Krdytkyu

Problem - Given three sorted arrays find combinations which are closest to each other.

example -

i/p - 3,8,18  7,11,16  10,15,19

o/p - (8,7,10)



i/p - 2,2,6  11,15,15  8,8,18

o/p - (6,11,8)

Kindly review this scala code and suggest improvements

import scala.math.Ordering._



object NearestMatch {



  def main(args: Array[String]) = {

    val size = args(0).toInt

    val range = args(1).toInt

    val (a,b,c) = (Array.fill(size)(scala.util.Random.nextInt(range)).sorted,

           Array.fill(size)(scala.util.Random.nextInt(range)).sorted,

           Array.fill(size)(scala.util.Random.nextInt(range)).sorted)



   println(a.mkString(","))

   println(b.mkString(","))

   println(c.mkString(","))



  var (i,j,k) = (0,0,0)

  var (pa,pb,pc) = (0,0,0)



  var curDiff = 12345 // a very large number

  while (i < a.size && j < b.size && k < c.size) {

    val min = Math.min(a(i), Math.min(b(j), c(k)))

    val max = Math.max(a(i), Math.max(b(j), c(k)))

    val newDiff = max-min



    if (curDiff > newDiff) {

      pa = i

      pb = j

      pc = k

      curDiff = newDiff

    }



    if (a(i) == min) i+=1

    else if (b(j) == min) j+=1

    else k+=1

  }

   println(a(pa), b(pb), c(pc))

  }

}

A few things I noticed while looking over the code:

1. You don't need the import scala.math.Ordering._ statement.

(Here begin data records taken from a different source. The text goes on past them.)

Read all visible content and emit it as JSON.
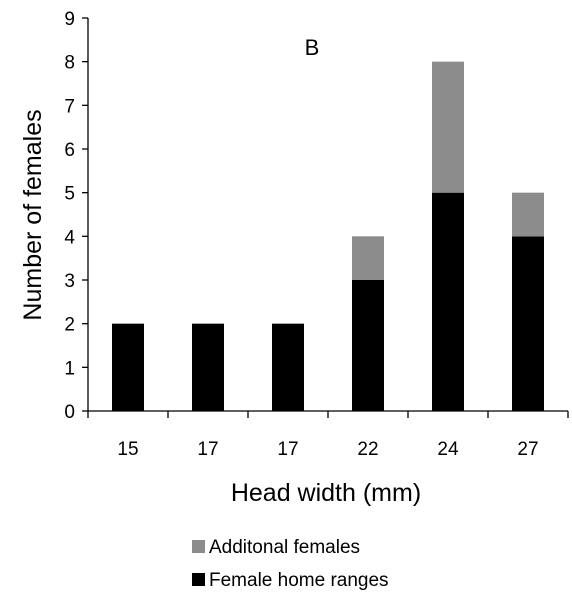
{
  "chart_data": {
    "type": "bar",
    "stacked": true,
    "panel_label": "B",
    "title": "",
    "xlabel": "Head width (mm)",
    "ylabel": "Number of females",
    "categories": [
      "15",
      "17",
      "17",
      "22",
      "24",
      "27"
    ],
    "series": [
      {
        "name": "Female home ranges",
        "values": [
          2,
          2,
          2,
          3,
          5,
          4
        ],
        "color": "#000000"
      },
      {
        "name": "Additonal females",
        "values": [
          0,
          0,
          0,
          1,
          3,
          1
        ],
        "color": "#8c8c8c"
      }
    ],
    "ylim": [
      0,
      9
    ],
    "yticks": [
      0,
      1,
      2,
      3,
      4,
      5,
      6,
      7,
      8,
      9
    ],
    "grid": false,
    "legend": {
      "position": "bottom",
      "items": [
        "Additonal females",
        "Female home ranges"
      ]
    }
  }
}
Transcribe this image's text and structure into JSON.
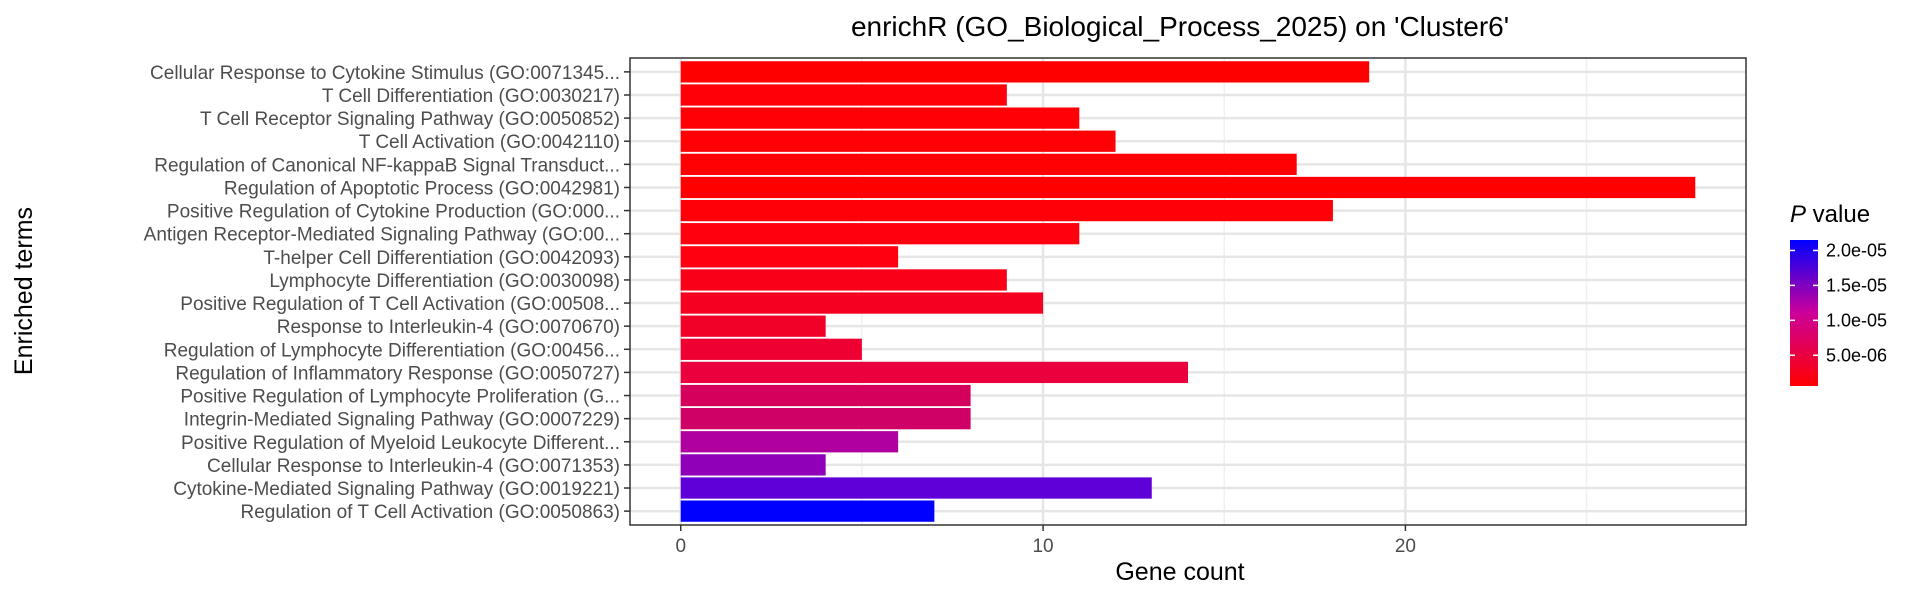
{
  "chart_data": {
    "type": "bar",
    "orientation": "horizontal",
    "title": "enrichR (GO_Biological_Process_2025) on 'Cluster6'",
    "xlabel": "Gene count",
    "ylabel": "Enriched terms",
    "xlim": [
      -1.4,
      29.4
    ],
    "xticks": [
      0,
      10,
      20
    ],
    "grid": true,
    "legend": {
      "title_italic": "P",
      "title_rest": " value",
      "position": "right",
      "tick_labels": [
        "2.0e-05",
        "1.5e-05",
        "1.0e-05",
        "5.0e-06"
      ],
      "tick_values": [
        2e-05,
        1.5e-05,
        1e-05,
        5e-06
      ],
      "range": [
        6e-07,
        2.15e-05
      ],
      "color_low": "#ff0000",
      "color_high": "#0000ff"
    },
    "categories": [
      "Cellular Response to Cytokine Stimulus (GO:0071345...",
      "T Cell Differentiation (GO:0030217)",
      "T Cell Receptor Signaling Pathway (GO:0050852)",
      "T Cell Activation (GO:0042110)",
      "Regulation of Canonical NF-kappaB Signal Transduct...",
      "Regulation of Apoptotic Process (GO:0042981)",
      "Positive Regulation of Cytokine Production (GO:000...",
      "Antigen Receptor-Mediated Signaling Pathway (GO:00...",
      "T-helper Cell Differentiation (GO:0042093)",
      "Lymphocyte Differentiation (GO:0030098)",
      "Positive Regulation of T Cell Activation (GO:00508...",
      "Response to Interleukin-4 (GO:0070670)",
      "Regulation of Lymphocyte Differentiation (GO:00456...",
      "Regulation of Inflammatory Response (GO:0050727)",
      "Positive Regulation of Lymphocyte Proliferation (G...",
      "Integrin-Mediated Signaling Pathway (GO:0007229)",
      "Positive Regulation of Myeloid Leukocyte Different...",
      "Cellular Response to Interleukin-4 (GO:0071353)",
      "Cytokine-Mediated Signaling Pathway (GO:0019221)",
      "Regulation of T Cell Activation (GO:0050863)"
    ],
    "values": [
      19,
      9,
      11,
      12,
      17,
      28,
      18,
      11,
      6,
      9,
      10,
      4,
      5,
      14,
      8,
      8,
      6,
      4,
      13,
      7
    ],
    "colors": [
      "#ff0000",
      "#ff0008",
      "#ff0006",
      "#ff0004",
      "#ff0003",
      "#ff0000",
      "#ff0009",
      "#ff000e",
      "#ff0010",
      "#f90018",
      "#f50020",
      "#f10028",
      "#ef0033",
      "#e9003d",
      "#d5005c",
      "#cf0066",
      "#b000a0",
      "#9000b8",
      "#6000d8",
      "#0000ff"
    ]
  }
}
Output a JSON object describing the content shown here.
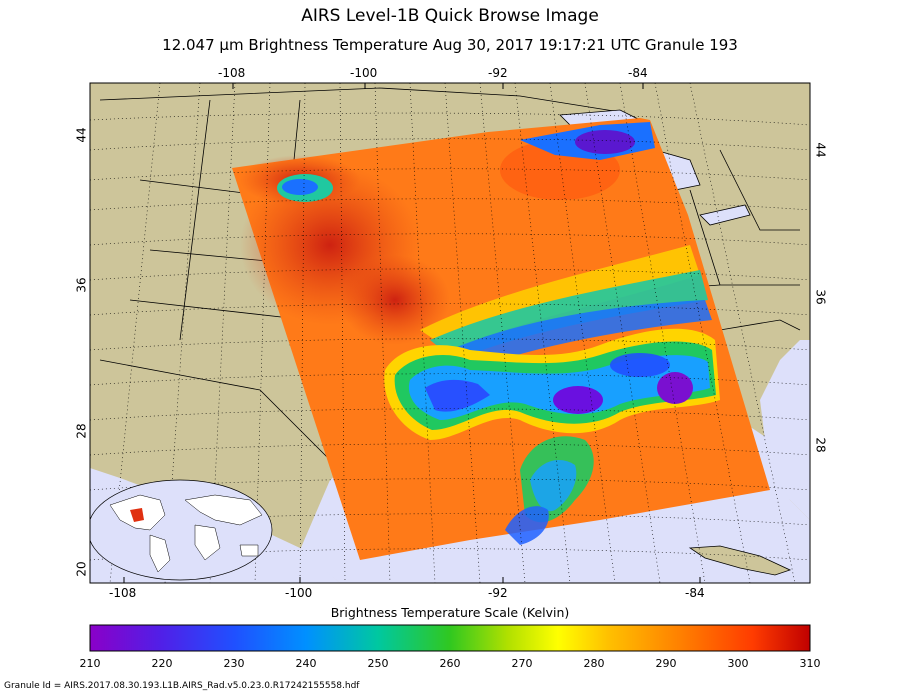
{
  "title": "AIRS Level-1B Quick Browse Image",
  "subtitle": "12.047 µm Brightness Temperature   Aug 30, 2017 19:17:21 UTC  Granule 193",
  "axes": {
    "top_lon_ticks": [
      "-108",
      "-100",
      "-92",
      "-84"
    ],
    "bottom_lon_ticks": [
      "-108",
      "-100",
      "-92",
      "-84"
    ],
    "left_lat_ticks": [
      "44",
      "36",
      "28",
      "20"
    ],
    "right_lat_ticks": [
      "44",
      "36",
      "28"
    ]
  },
  "colorbar": {
    "title": "Brightness Temperature Scale (Kelvin)",
    "ticks": [
      "210",
      "220",
      "230",
      "240",
      "250",
      "260",
      "270",
      "280",
      "290",
      "300",
      "310"
    ],
    "min": 210,
    "max": 310,
    "colors": [
      "#8a00c8",
      "#3a30ff",
      "#0080ff",
      "#00d0c0",
      "#20c020",
      "#a0e000",
      "#ffff00",
      "#ffc000",
      "#ff8000",
      "#ff4000",
      "#c00000"
    ]
  },
  "colors": {
    "land": "#cdc59a",
    "ocean": "#dde0fa",
    "swath_warm": "#ff7a18"
  },
  "granule_id": "Granule Id = AIRS.2017.08.30.193.L1B.AIRS_Rad.v5.0.23.0.R17242155558.hdf"
}
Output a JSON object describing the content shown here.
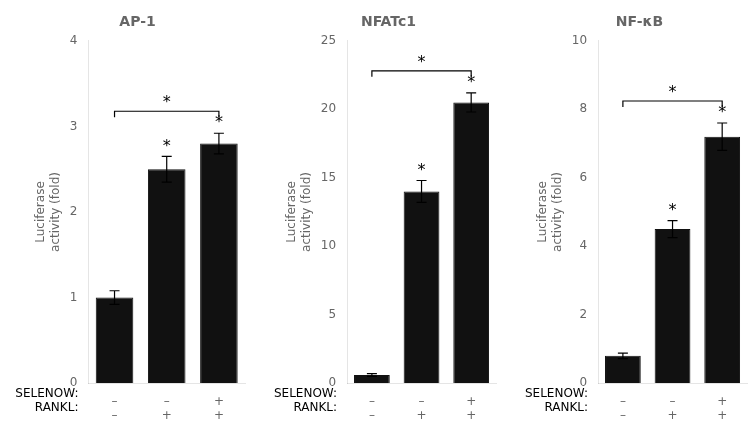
{
  "chart_data": [
    {
      "type": "bar",
      "title": "AP-1",
      "ylabel": "Luciferase\nactivity (fold)",
      "categories": [
        "–\n–",
        "–\n+",
        "+\n+"
      ],
      "row_labels": [
        "SELENOW:",
        "RANKL:"
      ],
      "values": [
        1.0,
        2.5,
        2.8
      ],
      "errors": [
        0.08,
        0.15,
        0.12
      ],
      "color": "#111111",
      "ylim": [
        0,
        4
      ],
      "yticks": [
        0,
        1,
        2,
        3,
        4
      ],
      "grid": false,
      "annotations": [
        {
          "text": "*",
          "bar": 1
        },
        {
          "text": "*",
          "bar": 2
        },
        {
          "text": "*",
          "from": 0,
          "to": 2
        }
      ]
    },
    {
      "type": "bar",
      "title": "NFATc1",
      "ylabel": "Luciferase\nactivity (fold)",
      "categories": [
        "–\n–",
        "–\n+",
        "+\n+"
      ],
      "row_labels": [
        "SELENOW:",
        "RANKL:"
      ],
      "values": [
        0.6,
        14.0,
        20.5
      ],
      "errors": [
        0.1,
        0.8,
        0.7
      ],
      "color": "#111111",
      "ylim": [
        0,
        25
      ],
      "yticks": [
        0,
        5,
        10,
        15,
        20,
        25
      ],
      "grid": false,
      "annotations": [
        {
          "text": "*",
          "bar": 1
        },
        {
          "text": "*",
          "bar": 2
        },
        {
          "text": "*",
          "from": 0,
          "to": 2
        }
      ]
    },
    {
      "type": "bar",
      "title": "NF-κB",
      "ylabel": "Luciferase\nactivity (fold)",
      "categories": [
        "–\n–",
        "–\n+",
        "+\n+"
      ],
      "row_labels": [
        "SELENOW:",
        "RANKL:"
      ],
      "values": [
        0.8,
        4.5,
        7.2
      ],
      "errors": [
        0.08,
        0.25,
        0.4
      ],
      "color": "#111111",
      "ylim": [
        0,
        10
      ],
      "yticks": [
        0,
        2,
        4,
        6,
        8,
        10
      ],
      "grid": false,
      "annotations": [
        {
          "text": "*",
          "bar": 1
        },
        {
          "text": "*",
          "bar": 2
        },
        {
          "text": "*",
          "from": 0,
          "to": 2
        }
      ]
    }
  ]
}
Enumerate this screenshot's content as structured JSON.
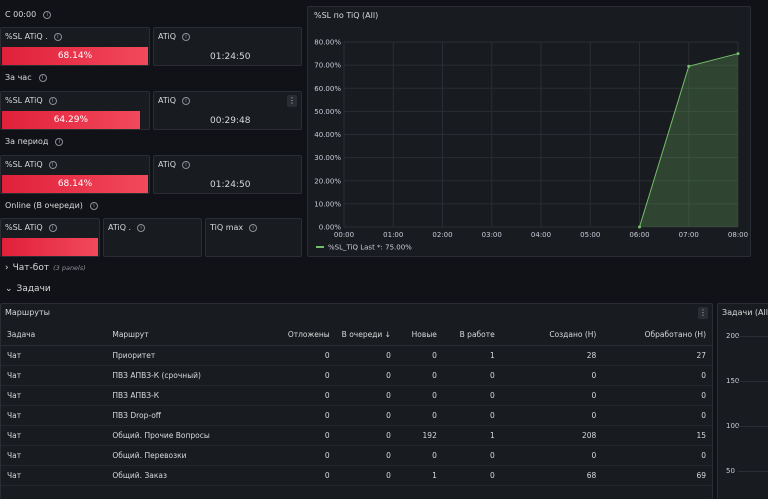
{
  "sections": {
    "s1": "С 00:00",
    "s2": "За час",
    "s3": "За период",
    "s4": "Online (В очереди)"
  },
  "stats": {
    "row1": {
      "sl_title": "%SL ATiQ .",
      "sl_value": "68.14%",
      "sl_pct": 68.14,
      "atiq_title": "ATiQ",
      "atiq_value": "01:24:50"
    },
    "row2": {
      "sl_title": "%SL ATiQ",
      "sl_value": "64.29%",
      "sl_pct": 64.29,
      "atiq_title": "ATiQ",
      "atiq_value": "00:29:48"
    },
    "row3": {
      "sl_title": "%SL ATiQ",
      "sl_value": "68.14%",
      "sl_pct": 68.14,
      "atiq_title": "ATiQ",
      "atiq_value": "01:24:50"
    },
    "row4": {
      "sl_title": "%SL ATiQ",
      "atiq_title": "ATiQ .",
      "tiq_title": "TiQ max"
    }
  },
  "chart_data": {
    "type": "area",
    "title": "%SL по TiQ (All)",
    "x": [
      "00:00",
      "01:00",
      "02:00",
      "03:00",
      "04:00",
      "05:00",
      "06:00",
      "07:00",
      "08:00"
    ],
    "series": [
      {
        "name": "%SL_TiQ",
        "values": [
          null,
          null,
          null,
          null,
          null,
          null,
          0,
          69.5,
          75
        ],
        "color": "#73bf69"
      }
    ],
    "ylim": [
      0,
      80
    ],
    "yticks": [
      "0.00%",
      "10.00%",
      "20.00%",
      "30.00%",
      "40.00%",
      "50.00%",
      "60.00%",
      "70.00%",
      "80.00%"
    ],
    "legend": "%SL_TiQ  Last *: 75.00%"
  },
  "chatbot": {
    "label": "Чат-бот",
    "count": "(3 panels)"
  },
  "tasks": {
    "label": "Задачи"
  },
  "routes": {
    "title": "Маршруты",
    "columns": [
      "Задача",
      "Маршрут",
      "Отложены",
      "В очереди ↓",
      "Новые",
      "В работе",
      "Создано (Н)",
      "Обработано (Н)"
    ],
    "rows": [
      [
        "Чат",
        "Приоритет",
        "0",
        "0",
        "0",
        "1",
        "28",
        "27"
      ],
      [
        "Чат",
        "ПВЗ АПВЗ-К (срочный)",
        "0",
        "0",
        "0",
        "0",
        "0",
        "0"
      ],
      [
        "Чат",
        "ПВЗ АПВЗ-К",
        "0",
        "0",
        "0",
        "0",
        "0",
        "0"
      ],
      [
        "Чат",
        "ПВЗ Drop-off",
        "0",
        "0",
        "0",
        "0",
        "0",
        "0"
      ],
      [
        "Чат",
        "Общий. Прочие Вопросы",
        "0",
        "0",
        "192",
        "1",
        "208",
        "15"
      ],
      [
        "Чат",
        "Общий. Перевозки",
        "0",
        "0",
        "0",
        "0",
        "0",
        "0"
      ],
      [
        "Чат",
        "Общий. Заказ",
        "0",
        "0",
        "1",
        "0",
        "68",
        "69"
      ]
    ]
  },
  "tasks_all": {
    "title": "Задачи (All)",
    "yticks": [
      "200",
      "150",
      "100",
      "50"
    ]
  }
}
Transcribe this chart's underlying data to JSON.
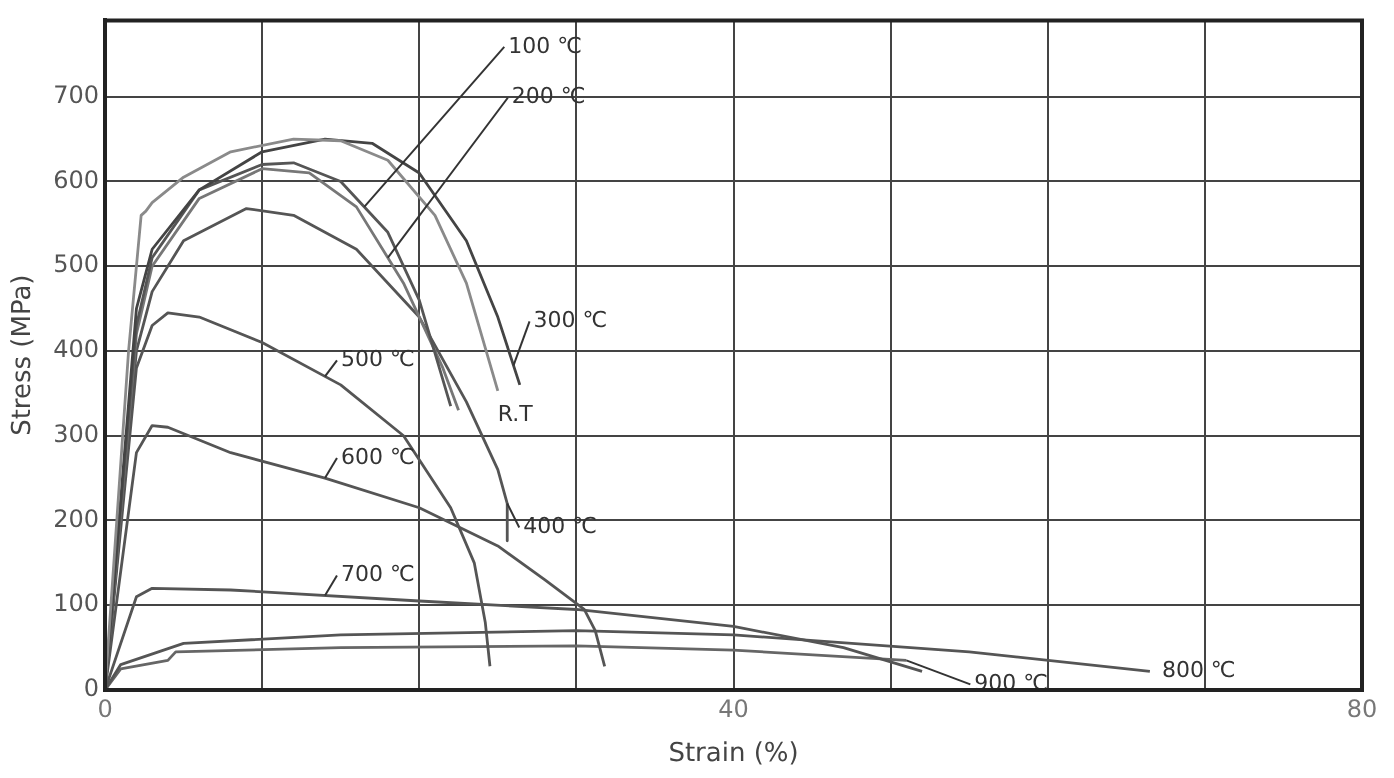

It's not buying you anything.


2. It would be easier to read/follow the code if you used better variable names.


3. 
   12345 actually isn't a very big Int. Int.MaxValue would be better.


4. If this val size = args(0).toInt is zero then this println(a(pa), b(pb), c(pc)) will throw.


5. According to a hint from the IntelliJ IDE, array.length is more efficient than array.size because .size "requires an additional implicit conversion to SeqLike to be made."

But the real problem is that you're using Scala, a functional language, to write imperative code with many mutable variables, making the code more verbose.

Your algorithm is efficient and limits the number of while loop iterations, so how to express it in a functional manner: recursion.

def minDif[N:Numeric](x :Seq[N] ,y :Seq[N] ,z :Seq[N]

                     ,curSet :Seq[N] ,curDiff :N) :Unit = {

  import Numeric.Implicits._

  import Ordering.Implicits._



  if (x.isEmpty || y.isEmpty || z.isEmpty)

    println(curSet.mkString(","))  //done

  else {

    val newSet  = Seq(x.head, y.head, z.head)

    val newMin  = newSet.min

    val newDiff = newSet.max - newMin

    val (nxtSet, nxtDiff) = if (curDiff > newDiff) (newSet, newDiff)

                            else                   (curSet, curDiff)

    newSet match {

      case Seq(`newMin`,_,_) => minDif(x.tail, y, z, nxtSet, nxtDiff)

      case Seq(_,`newMin`,_) => minDif(x, y.tail, z, nxtSet, nxtDiff)

      case Seq(_,_,`newMin`) => minDif(x, y, z.tail, nxtSet, nxtDiff)

    }

  }

}



// a b and c have already been populated and sorted

minDif(a, b, c, Seq(), Int.MaxValue)

The minDif() method is tail recursive so it is compiled to an equivalent while loop under the hood.

Notice that I used Seq as the collection type. This allows minDif() to accept many different types as input: Array, Stream, Vector, etc. Since there is no indexing into any collection there is little advantage in restricting it to just arrays.

Also the element type is Numeric so this will work with Int, Float, Long, etc.